織田が直接的に伊達軍の領地へ訪れ、こんな風に壊滅状態まで追い込んだ話などなかったはずだ。史実にもそんな話はなかった。ココの世界はやはりの知っているバサラの世界とは少しどころかだいぶ違うようだ。
「嘘でしょ、なんで…織田包囲網の話だって…」
「…なんか知ってるの?」
「っ?!」
後ろへ振り返るとそこには厳しい表情の佐助がいた。
「まさかとは思うけど、寝返ったわけじゃないよね」
「ねっ寝返るも何も」
「そうだよね、アンタは武田軍でも伊達軍でもない、ただの先人だもんね」
そういう意味じゃ、と口を開こうとするが、久々に感じた佐助からの拒絶の態度に怯み、行動を起こすことはできなかった。
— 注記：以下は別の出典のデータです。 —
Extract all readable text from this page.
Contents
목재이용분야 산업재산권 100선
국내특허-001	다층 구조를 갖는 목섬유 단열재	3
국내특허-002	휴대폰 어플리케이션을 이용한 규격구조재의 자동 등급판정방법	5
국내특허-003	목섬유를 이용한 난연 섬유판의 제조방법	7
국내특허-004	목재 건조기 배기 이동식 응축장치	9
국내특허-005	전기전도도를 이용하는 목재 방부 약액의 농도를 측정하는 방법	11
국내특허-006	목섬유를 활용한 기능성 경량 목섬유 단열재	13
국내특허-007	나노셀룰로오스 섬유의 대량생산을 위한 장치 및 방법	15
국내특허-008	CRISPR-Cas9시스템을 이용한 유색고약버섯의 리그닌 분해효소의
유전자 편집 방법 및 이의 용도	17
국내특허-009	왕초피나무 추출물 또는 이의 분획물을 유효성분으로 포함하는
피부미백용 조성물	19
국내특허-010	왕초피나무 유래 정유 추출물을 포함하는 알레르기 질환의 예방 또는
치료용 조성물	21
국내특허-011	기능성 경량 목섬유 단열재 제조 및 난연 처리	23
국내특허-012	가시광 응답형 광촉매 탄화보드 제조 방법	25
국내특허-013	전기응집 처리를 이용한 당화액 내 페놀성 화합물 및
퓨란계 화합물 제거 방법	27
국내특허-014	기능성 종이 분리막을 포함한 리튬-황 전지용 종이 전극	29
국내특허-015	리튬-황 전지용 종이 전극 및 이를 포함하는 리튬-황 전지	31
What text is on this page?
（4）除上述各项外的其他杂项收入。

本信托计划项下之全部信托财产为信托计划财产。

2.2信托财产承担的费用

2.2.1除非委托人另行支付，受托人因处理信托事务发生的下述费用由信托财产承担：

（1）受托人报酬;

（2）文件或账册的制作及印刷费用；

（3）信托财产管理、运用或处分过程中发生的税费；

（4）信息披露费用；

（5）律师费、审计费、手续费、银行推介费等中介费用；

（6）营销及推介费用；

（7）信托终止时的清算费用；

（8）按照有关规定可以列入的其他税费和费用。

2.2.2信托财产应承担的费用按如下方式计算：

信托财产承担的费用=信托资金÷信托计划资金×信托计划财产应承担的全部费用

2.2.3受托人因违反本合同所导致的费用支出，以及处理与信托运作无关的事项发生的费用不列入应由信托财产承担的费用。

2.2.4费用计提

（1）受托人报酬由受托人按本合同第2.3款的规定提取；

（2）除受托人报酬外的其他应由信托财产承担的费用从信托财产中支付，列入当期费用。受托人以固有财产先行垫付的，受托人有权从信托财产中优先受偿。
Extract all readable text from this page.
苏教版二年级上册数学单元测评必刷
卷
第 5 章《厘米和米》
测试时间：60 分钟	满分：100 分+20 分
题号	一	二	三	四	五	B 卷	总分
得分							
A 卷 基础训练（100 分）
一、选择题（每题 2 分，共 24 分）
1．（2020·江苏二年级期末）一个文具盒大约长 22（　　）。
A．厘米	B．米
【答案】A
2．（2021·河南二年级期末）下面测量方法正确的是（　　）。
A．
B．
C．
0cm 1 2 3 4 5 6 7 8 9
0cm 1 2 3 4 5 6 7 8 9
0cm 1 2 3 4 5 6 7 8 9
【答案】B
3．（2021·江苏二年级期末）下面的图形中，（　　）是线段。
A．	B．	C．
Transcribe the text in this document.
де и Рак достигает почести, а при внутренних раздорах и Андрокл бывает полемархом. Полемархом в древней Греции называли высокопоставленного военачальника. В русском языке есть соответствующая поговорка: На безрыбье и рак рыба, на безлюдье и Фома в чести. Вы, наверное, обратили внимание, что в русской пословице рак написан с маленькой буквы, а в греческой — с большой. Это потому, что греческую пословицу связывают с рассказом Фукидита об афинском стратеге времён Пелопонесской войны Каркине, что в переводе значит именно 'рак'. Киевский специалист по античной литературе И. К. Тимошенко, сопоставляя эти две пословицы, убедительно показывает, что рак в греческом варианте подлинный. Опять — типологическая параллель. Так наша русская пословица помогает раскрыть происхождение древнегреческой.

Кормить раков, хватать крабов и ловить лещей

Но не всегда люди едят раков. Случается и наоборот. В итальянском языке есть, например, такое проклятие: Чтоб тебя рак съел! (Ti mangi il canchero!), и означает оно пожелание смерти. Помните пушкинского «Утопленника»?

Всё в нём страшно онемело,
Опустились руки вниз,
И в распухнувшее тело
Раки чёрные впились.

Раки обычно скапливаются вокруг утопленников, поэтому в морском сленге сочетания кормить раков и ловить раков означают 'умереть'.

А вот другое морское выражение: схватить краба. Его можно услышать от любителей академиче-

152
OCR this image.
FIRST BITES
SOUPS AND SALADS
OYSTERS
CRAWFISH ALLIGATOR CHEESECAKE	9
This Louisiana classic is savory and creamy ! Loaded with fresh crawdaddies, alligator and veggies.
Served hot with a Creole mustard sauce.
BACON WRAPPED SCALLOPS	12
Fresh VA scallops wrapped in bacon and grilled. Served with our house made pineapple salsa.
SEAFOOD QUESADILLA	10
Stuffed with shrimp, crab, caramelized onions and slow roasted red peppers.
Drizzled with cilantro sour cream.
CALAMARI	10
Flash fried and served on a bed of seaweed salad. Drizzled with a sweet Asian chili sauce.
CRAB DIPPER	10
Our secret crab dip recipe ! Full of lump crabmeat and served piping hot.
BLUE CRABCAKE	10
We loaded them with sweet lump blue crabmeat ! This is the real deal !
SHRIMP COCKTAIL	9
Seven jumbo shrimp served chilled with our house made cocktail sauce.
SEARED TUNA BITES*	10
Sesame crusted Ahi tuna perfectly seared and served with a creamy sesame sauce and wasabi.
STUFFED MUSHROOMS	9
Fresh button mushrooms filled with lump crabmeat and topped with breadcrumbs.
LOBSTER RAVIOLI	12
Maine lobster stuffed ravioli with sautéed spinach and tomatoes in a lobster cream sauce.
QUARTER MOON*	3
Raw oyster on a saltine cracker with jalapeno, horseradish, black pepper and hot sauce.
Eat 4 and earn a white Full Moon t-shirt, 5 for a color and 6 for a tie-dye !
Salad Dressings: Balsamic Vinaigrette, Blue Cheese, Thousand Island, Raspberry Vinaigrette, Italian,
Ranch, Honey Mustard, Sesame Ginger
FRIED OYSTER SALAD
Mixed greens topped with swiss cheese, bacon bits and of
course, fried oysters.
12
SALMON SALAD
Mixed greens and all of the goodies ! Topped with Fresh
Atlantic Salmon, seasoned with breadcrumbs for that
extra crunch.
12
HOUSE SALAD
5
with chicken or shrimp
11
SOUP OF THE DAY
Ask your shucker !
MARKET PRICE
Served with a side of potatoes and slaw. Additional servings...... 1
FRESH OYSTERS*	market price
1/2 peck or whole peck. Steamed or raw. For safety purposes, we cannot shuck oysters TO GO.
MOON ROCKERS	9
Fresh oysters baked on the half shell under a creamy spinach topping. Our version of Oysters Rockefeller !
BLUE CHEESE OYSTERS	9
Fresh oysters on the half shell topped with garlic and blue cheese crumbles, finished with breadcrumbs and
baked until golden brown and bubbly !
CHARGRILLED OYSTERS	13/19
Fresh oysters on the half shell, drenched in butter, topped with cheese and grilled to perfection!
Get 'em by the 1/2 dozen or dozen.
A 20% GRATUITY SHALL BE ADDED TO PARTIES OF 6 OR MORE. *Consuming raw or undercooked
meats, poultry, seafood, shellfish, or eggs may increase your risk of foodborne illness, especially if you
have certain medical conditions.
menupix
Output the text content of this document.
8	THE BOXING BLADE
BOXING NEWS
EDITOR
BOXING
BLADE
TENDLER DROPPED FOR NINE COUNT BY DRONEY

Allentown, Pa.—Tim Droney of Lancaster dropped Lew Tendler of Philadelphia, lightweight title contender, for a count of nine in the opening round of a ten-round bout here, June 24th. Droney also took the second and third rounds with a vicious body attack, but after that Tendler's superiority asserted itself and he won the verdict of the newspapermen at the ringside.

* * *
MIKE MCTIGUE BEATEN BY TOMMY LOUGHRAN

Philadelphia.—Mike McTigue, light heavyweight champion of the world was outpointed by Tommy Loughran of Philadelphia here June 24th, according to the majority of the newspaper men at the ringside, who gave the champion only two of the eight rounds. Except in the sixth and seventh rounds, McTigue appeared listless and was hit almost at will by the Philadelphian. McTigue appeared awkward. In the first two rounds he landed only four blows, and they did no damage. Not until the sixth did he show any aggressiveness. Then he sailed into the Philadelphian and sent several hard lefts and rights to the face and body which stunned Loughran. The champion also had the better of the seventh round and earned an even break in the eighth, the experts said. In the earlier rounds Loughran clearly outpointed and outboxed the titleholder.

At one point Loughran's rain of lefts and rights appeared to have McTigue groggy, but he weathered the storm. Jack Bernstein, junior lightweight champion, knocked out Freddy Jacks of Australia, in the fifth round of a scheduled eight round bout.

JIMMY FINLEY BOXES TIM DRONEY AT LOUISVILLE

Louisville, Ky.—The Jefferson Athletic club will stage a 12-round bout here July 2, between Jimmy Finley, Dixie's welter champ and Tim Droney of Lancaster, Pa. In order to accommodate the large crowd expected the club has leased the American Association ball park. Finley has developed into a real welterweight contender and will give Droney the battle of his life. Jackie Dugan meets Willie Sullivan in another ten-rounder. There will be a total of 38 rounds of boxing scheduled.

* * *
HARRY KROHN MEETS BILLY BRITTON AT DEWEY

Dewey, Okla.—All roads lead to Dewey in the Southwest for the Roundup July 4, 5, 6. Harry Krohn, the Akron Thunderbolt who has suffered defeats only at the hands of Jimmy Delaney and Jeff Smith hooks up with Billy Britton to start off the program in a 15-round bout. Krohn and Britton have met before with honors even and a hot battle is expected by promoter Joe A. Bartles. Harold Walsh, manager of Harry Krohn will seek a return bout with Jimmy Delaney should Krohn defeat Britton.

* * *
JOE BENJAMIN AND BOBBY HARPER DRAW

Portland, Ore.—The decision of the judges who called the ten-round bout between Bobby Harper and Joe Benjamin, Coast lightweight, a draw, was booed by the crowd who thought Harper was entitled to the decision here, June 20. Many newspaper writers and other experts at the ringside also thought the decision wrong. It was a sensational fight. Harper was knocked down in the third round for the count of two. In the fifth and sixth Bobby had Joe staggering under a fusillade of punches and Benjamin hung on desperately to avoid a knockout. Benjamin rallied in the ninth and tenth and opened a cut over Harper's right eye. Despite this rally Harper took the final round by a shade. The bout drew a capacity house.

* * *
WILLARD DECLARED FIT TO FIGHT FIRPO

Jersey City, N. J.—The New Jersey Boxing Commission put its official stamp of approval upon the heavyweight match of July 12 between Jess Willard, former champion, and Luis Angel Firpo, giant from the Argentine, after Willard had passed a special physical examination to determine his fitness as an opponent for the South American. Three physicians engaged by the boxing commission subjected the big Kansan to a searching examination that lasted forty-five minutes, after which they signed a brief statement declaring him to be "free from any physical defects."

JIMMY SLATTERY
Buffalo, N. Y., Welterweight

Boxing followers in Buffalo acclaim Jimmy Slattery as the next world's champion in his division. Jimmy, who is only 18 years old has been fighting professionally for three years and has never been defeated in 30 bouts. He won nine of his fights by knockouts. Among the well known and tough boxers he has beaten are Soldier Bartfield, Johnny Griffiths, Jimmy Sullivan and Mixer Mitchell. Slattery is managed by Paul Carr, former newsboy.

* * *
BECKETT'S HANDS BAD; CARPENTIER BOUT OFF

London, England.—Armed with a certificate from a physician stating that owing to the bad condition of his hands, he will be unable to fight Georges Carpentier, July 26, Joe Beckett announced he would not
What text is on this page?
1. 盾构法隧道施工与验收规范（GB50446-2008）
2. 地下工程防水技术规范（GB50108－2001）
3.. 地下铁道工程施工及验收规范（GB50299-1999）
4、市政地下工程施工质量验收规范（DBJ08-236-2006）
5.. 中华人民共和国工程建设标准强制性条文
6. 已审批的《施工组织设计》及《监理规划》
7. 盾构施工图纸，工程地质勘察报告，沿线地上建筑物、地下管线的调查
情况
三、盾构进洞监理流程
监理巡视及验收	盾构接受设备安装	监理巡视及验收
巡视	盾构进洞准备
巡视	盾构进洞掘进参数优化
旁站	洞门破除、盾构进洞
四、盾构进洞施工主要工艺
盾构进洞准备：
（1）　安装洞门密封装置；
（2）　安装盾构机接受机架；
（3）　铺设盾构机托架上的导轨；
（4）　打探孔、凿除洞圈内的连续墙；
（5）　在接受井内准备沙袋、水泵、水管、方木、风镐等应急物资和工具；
「先人なら何か知ってるんじゃないの?その情報を織田に流したんじゃ」
「そんなことしてないッ!!」
「どうだか、その俺様に成りすましていたヤツに何か話したんじゃないの?」
「私はそんな事してない!」
そう言い張っても全く聞いてくれていない様子だ。先程から態度を全く変えてくれない。
所詮短期間で得ていた信頼だ。いや、もとから信頼など生まれていなかったのかもしれない。
「今ここで起こってることは私は知らない、私の知ってる話と全然違うの!」
「先人の知識をばらまいたからでしょ」
「私が信用した人にしか話してないって!」
佐助は何も言わず、溜息を吐いて何処かに行ってしまった。